Blick ins Game «Cyberpunk 2077»: Screenshot des Spielauftrags «There is a light that never goes out». Foto: reddit.com
Glaubenssache online: Neue Wege der ethischen Vermittlung über PC-Games?
Botschaften christlichen Denkens und Handelns werden heutzutage auch spielerisch, wettbewerbsorientiert und selbstverantwortlich vermittelt – unter anderem anhand von Rollenspielen in PC-Games.
Michael Hartlieb
Der Jahresanfang ist bei vielen Menschen mit guten Vorsätzen gepflastert. Im neuen Jahr muss alles anders werden! Mehr Sport, fairer aufgeteilte Hausarbeit, nachhaltiges Einkaufen, liebevoller mit den Nächsten umgehen, den Fleischoder Alkoholkonsum reduzieren… Soziolog:innen sprechen davon, dass «ethische Selbstoptimierung» ein Religionsersatz für uns Westeuropäer:innen geworden ist: Nachdem das Christentum seine Funktion als Erlösungsreligion verloren hat, weichen die Menschen auf neue «Erlösungsversprechen» aus.

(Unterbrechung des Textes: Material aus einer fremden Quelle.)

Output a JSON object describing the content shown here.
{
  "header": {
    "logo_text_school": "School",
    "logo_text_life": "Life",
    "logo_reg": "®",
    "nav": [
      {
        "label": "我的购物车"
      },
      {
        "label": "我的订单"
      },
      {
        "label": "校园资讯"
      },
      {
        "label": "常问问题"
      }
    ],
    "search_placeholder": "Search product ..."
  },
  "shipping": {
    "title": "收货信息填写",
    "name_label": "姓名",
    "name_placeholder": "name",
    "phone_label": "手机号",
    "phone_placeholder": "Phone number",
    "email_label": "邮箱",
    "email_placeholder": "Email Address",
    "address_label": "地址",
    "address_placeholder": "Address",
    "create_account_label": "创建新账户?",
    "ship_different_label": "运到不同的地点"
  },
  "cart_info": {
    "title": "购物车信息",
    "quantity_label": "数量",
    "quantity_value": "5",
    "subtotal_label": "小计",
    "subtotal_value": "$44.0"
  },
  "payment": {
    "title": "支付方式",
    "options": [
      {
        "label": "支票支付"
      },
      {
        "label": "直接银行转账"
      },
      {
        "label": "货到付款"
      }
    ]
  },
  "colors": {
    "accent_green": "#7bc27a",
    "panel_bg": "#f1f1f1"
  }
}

Um den Himmel, der einst für alle weit offenstand, ist es still geworden – gesucht wird die Realisierung des Himmels im Hier und Jetzt. Die Schattenseiten liegen auf der Hand: Ein Scheitern an den eigenen Ansprüchen wird durch falsche Entscheidungen und charakterliche «Mängel» erklärt.
Ethische Botschaften der Kirchen verschwinden
Vorbei ist aber auch der direkte Zugriff auf das Gewissen durch von der Kirche vorgegebene moralische Gebote. «Was man tun und lassen sollte» – das wussten bis vor wenigen Jahrzehnten alle Christ:innen aus der Bibel, von Katechet:innen, Priestern und dem sozialen Umfeld. Viele haben diesen moralinsauren Kreislauf allerdings auch nicht als Chance zu einem gelingenden Leben erfahren, sondern als bedrohlich und einengend: Die Frohbotschaft war eine Drohbotschaft geworden, weil die Kirche über sie wie ein Scharfrichter gewacht hatte.
Wie aber können die ethischen Anliegen der christlichen Botschaft so Thema werden, dass sie überzeugte Umsetzende finden? Vielleicht, indem die Botschaften des christlichen Denkens und Handelns künftig spielerisch, wettbewerbsorientiert und selbstverantwortlich vermittelt werden.
Christliche Kernbotschaften via Games erleben
Einer der Wege mag erstaunen: Es sind Unterhaltungsmedien wie Games, die heute christliche Kernbotschaften aktiv erlebbar machen. Schauen wir aktuelle Rollenspiele wie «Persona 5», «Cyberpunk 2077» oder «Disco Elysium» an, sehen wir faszinierende technische Meisterleistungen: Sie lassen Spielende in fantasievoll und realistisch konstruierte Welten abtauchen.
Die vom Computer gesteuerten Bewohner:innen dieser Welten spiegeln zugleich die Wertvorstellungen heutiger Menschen wider. Im Verlauf dieser PC-Games werden Spielende mit Situationen konfrontiert, die ethische Entscheidungen nach sich ziehen müssen. Hilft man den Armen und Schwachen unentgeltlich? Setzt man sich für das Überleben einer Gemeinschaft ein? Oder wird man zum «Outlaw» und verlegt sich aufs Zusammenraffen von Reichtümern?
In fast allen Games ist es so, dass exemplarische christliche Verhaltensweisen (Schutz der Armen und Schwachen, Gemeinsinn, Einsatz für Recht und Gerechtigkeit) positiv bewertet werden, während egozentrisches Handeln (Diebstahl, Mord usw.) zwar geduldet wird, aber nicht zum Spielziel führt.
Man sollte Games deshalb zugestehen, mehr zu sein als nur ein Zeitvertreib. Denn heute sind auch sie es, die in einer entchristlichten Welt Botschaften des Christentums «ins Spiel bringen». Ihre Stärke gewinnen sie aus dem fehlenden Zeigefinger: Die Spielenden selbst entscheiden über ihre Handlungen und erfahren die Konsequenzen im weiteren Spielablauf; sie können frei ausprobieren, wie sich Entscheidungen auswirken – ein Vorteil, den wir im Alltagsleben nicht geniessen und der vielleicht auch ein wenig den Druck aus dem Gelingenszwang der Selbstoptimierung herausnimmt.
Games machen vielmehr erlebbar, dass es verschiedene Wege zu persönlichen Zielen gibt und Erlösung etwas ist, dass nicht in der eigenen Macht liegt.